PACIFISM, prison reform and yummy chocolate. If that’s the total of what you know about the Quakers then don’t worry, it’s the same for most people.

Possibly even some Quakers themselves, according to John Dodwell.

He is a member of the Bournemouth congregation of the Religious Society of Friends, as the Quakers are also known.

But that’s my description, not his.

Quakers are not great ones for blowing their own trumpet.

As John points out: “It was only three years ago we started having Quaker Week, to promote greater understanding.”

Quakers have always wanted to share their Christian philosophies of equality and tolerance.

These encompass everything from pacifism, the welcoming of gay people to worship in their Meeting Houses and the “truth, unity and love” their curiously-named Advices and Queries handbook compels them to seek.

The traditional view of Quakers has been of plainly-dressed, modest, thoughtful folk.

John is certainly softly-spoken and thoughtful.

But, as he points out: “My wife, Euranis Neile is a very bouncy, joyous person!”

Euranis, a midwife, was one of five Quakers who appeared in a national newspaper and poster campaign last month.

And despite his devotion the original Quaker, George Fox, couldn’t have been too retiring either, as he managed to found a radical branch of Christianity at a time when the established Church was burning witches at the stake.

Fox, says John, was “a young religious seeker who didn’t find what he was looking for in any of the churches he visited”.

He is understood to have undergone a mystical experience which caused him to start speaking to others about his views.

He believed people could have a personal relationship with God and that all humans were created equally.

His ideas of cutting out the priestly middle-man – Quakers have no paid clergy – and refusing to go along with the class system were abhorrent to a society that relied on everyone knowing their place.

So he was sent to prison.

This, says John Dodwell, is where the Quakers’ interest in prison reform springs from.

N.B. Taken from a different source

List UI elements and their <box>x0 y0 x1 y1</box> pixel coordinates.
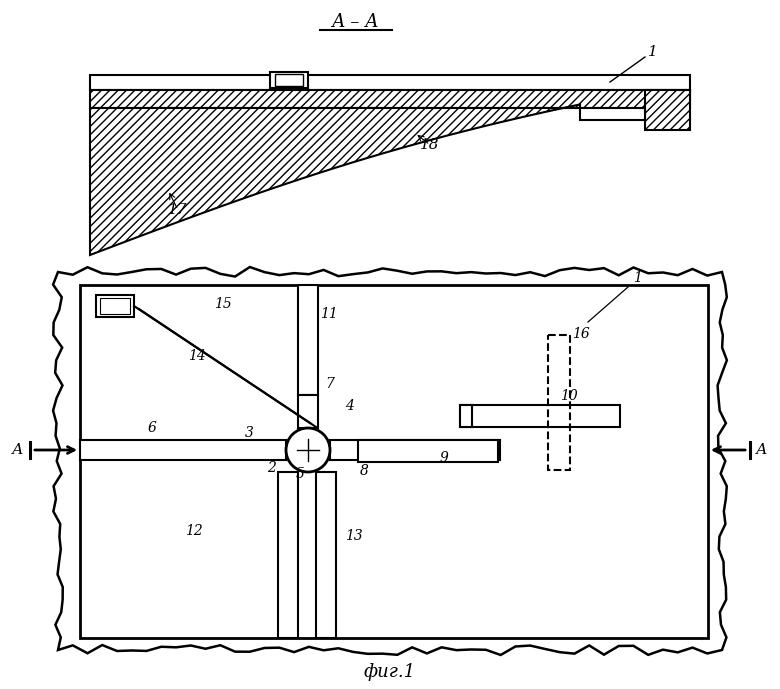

And it also explains how Quakers came to be known by that name.

“A magistrate is understood to have said to Fox that he should be quaking in the court and take his hat off, but Fox told the magistrate: ‘It is you who should be quaking before Almighty God’,” says John.

Fox helped formulate the Quaker Testimonies, the set of beliefs they practise. The best-known of these is probably the Peace Testimony, which has lead to many Quakers refusing to fight although, as John points out, “many Quakers worked in jobs such as stretcher-bearing during the Second World War”.

And the chocolate? “I think this comes from the testimony to Truth and Integrity, because in business Quakers tried to be truthful and fair to their customers,” says John.

Quakers were barred from attending university until 1870 which, says John, “meant that some very able Quakers simply became businesspeople”.

Most of the well-known Quaker chocolatiers such as Frys, Terry’s, Rowntree and Cadbury had their roots in baking and probably fell into chocolate after spotting the trend for adding it to breads and cakes.

So if George Fox came back today, what would he think of his Quakers now?

He’d be interested in their possible new testimony about caring for the environment, says John.

And he would be excited to learn that the number of Quakers abroad are growing.

He would probably recognise the Quaker worship, too. They still gather in Meeting Houses; Bournemouth’s is in Wharncliffe Road and was built for the congregation by Mr Marks of Marks & Spencer. “In Bournemouth we have around 40 people who are either members or attenders,” says John.

There may or may not be singing and festivals like Easter may or may not be celebrated, as the congregation wishes.

“The Quaker view is that all days are given to us by God and every day is a holy day.”